A PageRank-based collaborative filtering recommendation approach in digital libraries
In the current era of big data, the explosive growth of digital resources in Digital Libraries (DLs) has led to the serious information overload problem. This trend demands personalized recommendation approaches to provide DL users with digital resources specific to their individual needs. Most recommender systems employ Collaborative Filtering (CF) technology as a simulation of word-of-mouth effect to recommend users highly personalized items by aggregating and evaluating the usage data from other similar users or items. However, there still exist some issues that impede the deployment of CF technique in large-scaled DL systems:
• Data sparsity. A DL user is typically reluctant to rate a digital resource after it’s downloaded or borrowed, because reading the digital resource, e.g., a professional book, often takes the user too long time for him/her to remember the rating work. Though the DL user’s interest can also be acquired by analyzing the user’s behaviors, e.g., downloading, commenting or clicking a digital resource, the exponentially increasing digital resources vs the linearly increasing DL users still makes the historical usage data sparser, which are however necessary to identify similar users or digital resources during CF.
• Cold start. A lot of new joining DL users or new published digital resources have no historical usage data that can be used to identify similar users or digital resources during CF due to the dynamicity of social network of DL.
The above limitations require an approach that relies not only on the analysis of explicit user ratings or user behaviors, but also on the involvement of the additional source of knowledge (e.g., social network) as the complement to sparse historical usage data.
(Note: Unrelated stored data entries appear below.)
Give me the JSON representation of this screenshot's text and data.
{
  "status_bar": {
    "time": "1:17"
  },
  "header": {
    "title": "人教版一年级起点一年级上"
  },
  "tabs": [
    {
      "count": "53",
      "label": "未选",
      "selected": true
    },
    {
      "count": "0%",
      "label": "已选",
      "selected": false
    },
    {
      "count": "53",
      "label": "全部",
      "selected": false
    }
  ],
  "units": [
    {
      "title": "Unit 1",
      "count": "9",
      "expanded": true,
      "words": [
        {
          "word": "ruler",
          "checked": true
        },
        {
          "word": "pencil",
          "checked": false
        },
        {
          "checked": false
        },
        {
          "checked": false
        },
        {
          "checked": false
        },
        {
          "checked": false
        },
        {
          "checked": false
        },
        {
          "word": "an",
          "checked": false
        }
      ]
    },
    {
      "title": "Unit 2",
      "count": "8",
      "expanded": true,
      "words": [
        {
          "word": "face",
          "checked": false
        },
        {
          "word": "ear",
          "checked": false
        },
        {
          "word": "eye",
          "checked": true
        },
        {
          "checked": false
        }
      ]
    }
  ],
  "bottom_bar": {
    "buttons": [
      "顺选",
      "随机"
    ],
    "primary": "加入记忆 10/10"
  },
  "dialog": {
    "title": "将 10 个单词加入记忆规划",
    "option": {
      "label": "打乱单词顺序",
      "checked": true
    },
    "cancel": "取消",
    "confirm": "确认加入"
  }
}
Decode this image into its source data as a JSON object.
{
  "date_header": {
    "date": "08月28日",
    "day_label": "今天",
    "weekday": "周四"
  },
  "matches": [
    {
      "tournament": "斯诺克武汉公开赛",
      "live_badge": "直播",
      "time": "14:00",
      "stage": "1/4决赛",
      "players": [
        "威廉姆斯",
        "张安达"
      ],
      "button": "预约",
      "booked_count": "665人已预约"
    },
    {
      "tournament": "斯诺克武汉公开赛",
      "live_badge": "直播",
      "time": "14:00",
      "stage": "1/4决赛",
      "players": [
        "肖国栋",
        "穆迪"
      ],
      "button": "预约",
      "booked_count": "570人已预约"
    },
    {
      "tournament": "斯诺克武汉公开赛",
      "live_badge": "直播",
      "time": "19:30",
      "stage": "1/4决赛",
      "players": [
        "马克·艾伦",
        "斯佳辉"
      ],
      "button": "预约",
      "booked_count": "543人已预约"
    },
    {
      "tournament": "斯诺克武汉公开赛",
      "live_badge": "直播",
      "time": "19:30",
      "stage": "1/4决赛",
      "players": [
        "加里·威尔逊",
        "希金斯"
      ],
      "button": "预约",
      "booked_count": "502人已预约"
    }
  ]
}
Therefore, in this paper we present a personalized digital resource recommendation approach, which combines PageRank and CF techniques in a unified framework for recommending right digital resources to an active user by generating and analyzing a social network of both user relationships and resource relationships from historical usage data. Our novel idea is to adapt the personalized PageRank algorithm to propagate an influential DL user’s importance or digital resource’s importance along the associative links connecting both active user and his/her initially preferred resources, aiming to alleviate the issues of unstable and sparse historical usage data that hinder the usage of traditional CF techniques in DLs.
We further evaluate the performance of the proposed methodology through a case study relative to the traditional CF technique operating on the same historical usage data from a DL.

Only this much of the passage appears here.